Earlier this week at The Foundry, the blog of the conservative Heritage Foundation, Rory Cooper took a crack at defending the health care status quo. His main message was that reform in general, and the House's tri-committee bill currently being marked up in committee hearings in particular, would "force" millions of Americans into health insurance that they presumably did not want.

Cooper cites a Lewin Group study from April that found that a public option would enroll about 119 million Americans. He writes:

Currently, there are roughly 160 million Americans who have private health insurance. So this figure represents more than two out of three privately insured Americans. Are you going to be the lucky one out of three?

In emphasizing the number of Americans who will be "forced" to give up their private health insurance, Cooper completely conflates the "public option" with the Health Insurance Exchange. The public option is a government-run insurance plan that would be cheaper than private plans because of government pricing power and other presumed efficiencies in administrative costs.

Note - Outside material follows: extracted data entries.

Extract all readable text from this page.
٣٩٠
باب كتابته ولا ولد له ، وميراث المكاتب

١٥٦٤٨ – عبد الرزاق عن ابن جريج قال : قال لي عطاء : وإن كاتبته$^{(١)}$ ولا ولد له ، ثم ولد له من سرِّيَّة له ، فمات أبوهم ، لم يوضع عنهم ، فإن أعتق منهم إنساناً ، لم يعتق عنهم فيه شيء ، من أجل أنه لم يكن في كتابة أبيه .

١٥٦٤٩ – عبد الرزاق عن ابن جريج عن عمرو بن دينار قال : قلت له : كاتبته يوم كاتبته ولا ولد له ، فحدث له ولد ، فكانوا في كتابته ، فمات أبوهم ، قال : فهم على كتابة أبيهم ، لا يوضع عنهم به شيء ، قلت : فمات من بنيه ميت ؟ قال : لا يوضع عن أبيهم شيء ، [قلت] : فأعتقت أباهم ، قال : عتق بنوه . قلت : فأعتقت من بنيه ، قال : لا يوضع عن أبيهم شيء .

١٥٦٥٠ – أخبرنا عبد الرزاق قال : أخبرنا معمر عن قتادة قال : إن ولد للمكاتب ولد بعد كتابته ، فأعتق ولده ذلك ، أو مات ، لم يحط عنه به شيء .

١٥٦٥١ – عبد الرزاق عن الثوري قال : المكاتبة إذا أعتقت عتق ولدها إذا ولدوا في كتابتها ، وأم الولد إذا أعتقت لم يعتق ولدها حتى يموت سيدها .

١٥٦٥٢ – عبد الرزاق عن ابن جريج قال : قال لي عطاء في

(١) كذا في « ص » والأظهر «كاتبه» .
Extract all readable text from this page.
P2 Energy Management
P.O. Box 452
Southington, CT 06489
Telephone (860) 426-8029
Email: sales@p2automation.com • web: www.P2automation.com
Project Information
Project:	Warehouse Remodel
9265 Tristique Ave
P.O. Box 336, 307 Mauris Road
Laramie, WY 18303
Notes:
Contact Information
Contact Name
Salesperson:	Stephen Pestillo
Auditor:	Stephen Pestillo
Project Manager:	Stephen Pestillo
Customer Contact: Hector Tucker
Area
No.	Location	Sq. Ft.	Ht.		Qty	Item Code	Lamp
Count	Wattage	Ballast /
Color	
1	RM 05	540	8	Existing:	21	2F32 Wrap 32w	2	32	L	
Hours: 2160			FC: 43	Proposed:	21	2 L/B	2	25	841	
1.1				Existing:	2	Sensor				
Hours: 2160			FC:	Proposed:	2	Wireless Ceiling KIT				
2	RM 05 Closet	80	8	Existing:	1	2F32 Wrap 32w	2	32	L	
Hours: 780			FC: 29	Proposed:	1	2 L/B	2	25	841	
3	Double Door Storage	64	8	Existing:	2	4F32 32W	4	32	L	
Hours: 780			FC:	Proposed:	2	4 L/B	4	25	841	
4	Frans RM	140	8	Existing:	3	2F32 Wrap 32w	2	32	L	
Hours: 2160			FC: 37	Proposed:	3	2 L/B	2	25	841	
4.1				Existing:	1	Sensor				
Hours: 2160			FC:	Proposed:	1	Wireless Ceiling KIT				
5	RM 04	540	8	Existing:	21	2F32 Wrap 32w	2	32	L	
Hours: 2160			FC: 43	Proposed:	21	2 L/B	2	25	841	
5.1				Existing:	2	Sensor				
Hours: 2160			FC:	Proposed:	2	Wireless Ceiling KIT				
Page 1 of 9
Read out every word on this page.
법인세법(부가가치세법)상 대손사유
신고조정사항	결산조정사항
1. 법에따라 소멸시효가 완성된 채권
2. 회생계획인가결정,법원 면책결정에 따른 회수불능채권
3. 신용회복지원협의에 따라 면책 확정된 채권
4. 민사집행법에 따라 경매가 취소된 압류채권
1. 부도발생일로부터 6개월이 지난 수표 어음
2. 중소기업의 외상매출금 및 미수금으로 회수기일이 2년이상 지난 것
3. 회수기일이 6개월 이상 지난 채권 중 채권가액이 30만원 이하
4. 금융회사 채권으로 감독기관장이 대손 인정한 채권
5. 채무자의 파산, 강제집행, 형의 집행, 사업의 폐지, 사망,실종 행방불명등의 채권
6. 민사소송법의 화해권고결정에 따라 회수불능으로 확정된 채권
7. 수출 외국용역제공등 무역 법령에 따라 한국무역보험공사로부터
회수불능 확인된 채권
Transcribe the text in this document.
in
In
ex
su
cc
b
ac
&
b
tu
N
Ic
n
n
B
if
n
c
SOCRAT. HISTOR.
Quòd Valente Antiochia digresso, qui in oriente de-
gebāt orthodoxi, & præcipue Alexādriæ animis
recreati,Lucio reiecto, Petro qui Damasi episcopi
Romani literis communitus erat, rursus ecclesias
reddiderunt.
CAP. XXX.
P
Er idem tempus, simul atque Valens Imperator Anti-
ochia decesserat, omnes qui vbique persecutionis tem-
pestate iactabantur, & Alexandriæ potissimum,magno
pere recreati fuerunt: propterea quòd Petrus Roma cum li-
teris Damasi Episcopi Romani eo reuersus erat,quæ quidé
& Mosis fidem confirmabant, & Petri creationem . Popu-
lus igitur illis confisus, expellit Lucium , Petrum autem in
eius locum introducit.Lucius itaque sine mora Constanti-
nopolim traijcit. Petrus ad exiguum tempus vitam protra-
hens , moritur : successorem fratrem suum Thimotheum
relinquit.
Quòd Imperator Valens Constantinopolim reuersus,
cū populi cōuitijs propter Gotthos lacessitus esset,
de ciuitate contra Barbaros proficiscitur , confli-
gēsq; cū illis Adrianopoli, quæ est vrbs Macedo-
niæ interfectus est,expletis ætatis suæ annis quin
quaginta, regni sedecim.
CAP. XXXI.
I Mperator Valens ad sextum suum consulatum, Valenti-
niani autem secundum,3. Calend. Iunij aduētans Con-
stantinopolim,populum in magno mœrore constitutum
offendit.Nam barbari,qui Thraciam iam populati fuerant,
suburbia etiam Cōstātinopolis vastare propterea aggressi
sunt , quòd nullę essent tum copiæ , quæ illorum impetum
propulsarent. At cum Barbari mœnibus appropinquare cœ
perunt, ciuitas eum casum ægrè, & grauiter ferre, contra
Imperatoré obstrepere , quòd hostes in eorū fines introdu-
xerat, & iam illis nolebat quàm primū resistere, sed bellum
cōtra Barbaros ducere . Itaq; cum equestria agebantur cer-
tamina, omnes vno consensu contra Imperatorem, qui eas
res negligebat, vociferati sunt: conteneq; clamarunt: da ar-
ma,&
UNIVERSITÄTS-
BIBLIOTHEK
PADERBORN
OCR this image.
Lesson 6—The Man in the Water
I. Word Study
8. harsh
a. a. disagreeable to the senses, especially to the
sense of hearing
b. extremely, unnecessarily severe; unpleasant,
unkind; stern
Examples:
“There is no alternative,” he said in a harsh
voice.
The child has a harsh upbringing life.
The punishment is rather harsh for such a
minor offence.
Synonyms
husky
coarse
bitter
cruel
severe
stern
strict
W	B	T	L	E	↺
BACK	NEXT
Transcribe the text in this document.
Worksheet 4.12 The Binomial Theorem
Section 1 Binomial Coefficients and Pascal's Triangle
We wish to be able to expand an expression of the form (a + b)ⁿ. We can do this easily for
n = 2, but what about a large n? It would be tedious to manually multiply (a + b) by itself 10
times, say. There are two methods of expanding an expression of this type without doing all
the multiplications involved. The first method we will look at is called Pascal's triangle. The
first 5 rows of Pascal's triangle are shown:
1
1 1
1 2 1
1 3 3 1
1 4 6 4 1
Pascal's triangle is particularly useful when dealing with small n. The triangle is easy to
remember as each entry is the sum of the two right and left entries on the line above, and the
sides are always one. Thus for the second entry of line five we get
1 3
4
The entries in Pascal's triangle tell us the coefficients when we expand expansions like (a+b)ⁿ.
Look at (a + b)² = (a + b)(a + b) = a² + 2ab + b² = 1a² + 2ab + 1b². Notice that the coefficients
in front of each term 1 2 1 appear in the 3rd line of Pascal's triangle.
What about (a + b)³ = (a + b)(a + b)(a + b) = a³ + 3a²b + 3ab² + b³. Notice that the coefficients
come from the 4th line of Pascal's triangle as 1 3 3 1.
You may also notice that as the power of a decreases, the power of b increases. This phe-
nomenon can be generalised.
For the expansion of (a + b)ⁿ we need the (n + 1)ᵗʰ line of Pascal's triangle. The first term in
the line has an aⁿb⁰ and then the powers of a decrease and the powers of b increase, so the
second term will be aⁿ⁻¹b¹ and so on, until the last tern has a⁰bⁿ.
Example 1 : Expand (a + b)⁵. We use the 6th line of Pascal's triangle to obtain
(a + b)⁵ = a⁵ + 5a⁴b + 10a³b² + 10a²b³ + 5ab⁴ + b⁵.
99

The Health Insurance Exchange, on the other hand, is essentially a mechanism to improve regulation and oversight of the health insurance industry: the insurance remains private, but the government sets minimum coverage standards, prohibits denial of coverage in most cases, and limits cost-sharing for preventive procedures. In addition, consumers can more easily compare the benefits and payments associated with each plan.

Indeed, instead of doing archival research of studies published in the spring, Cooper might have looked at this week's CBO analysis of the actual Affordable Health Choices Act, which asserts that "total enrollment in the public plan would equal about 11 million or 12 million..." This is a far cry from a government monopoly of the health care system and a farther cry from Cooper's harangue that the Act will "slowly kill private insurance..."

The rub here, for Cooper and other supporters of the unrestrained market, is that the health reform bill actually increases consumer choice by creating more quality health care options. The Health Insurance Exchange is a means of regulating private insurance, not destroying it: it maintains a market for insurance, while affirming Stiglitz's confidence in modern-day economists' good sense.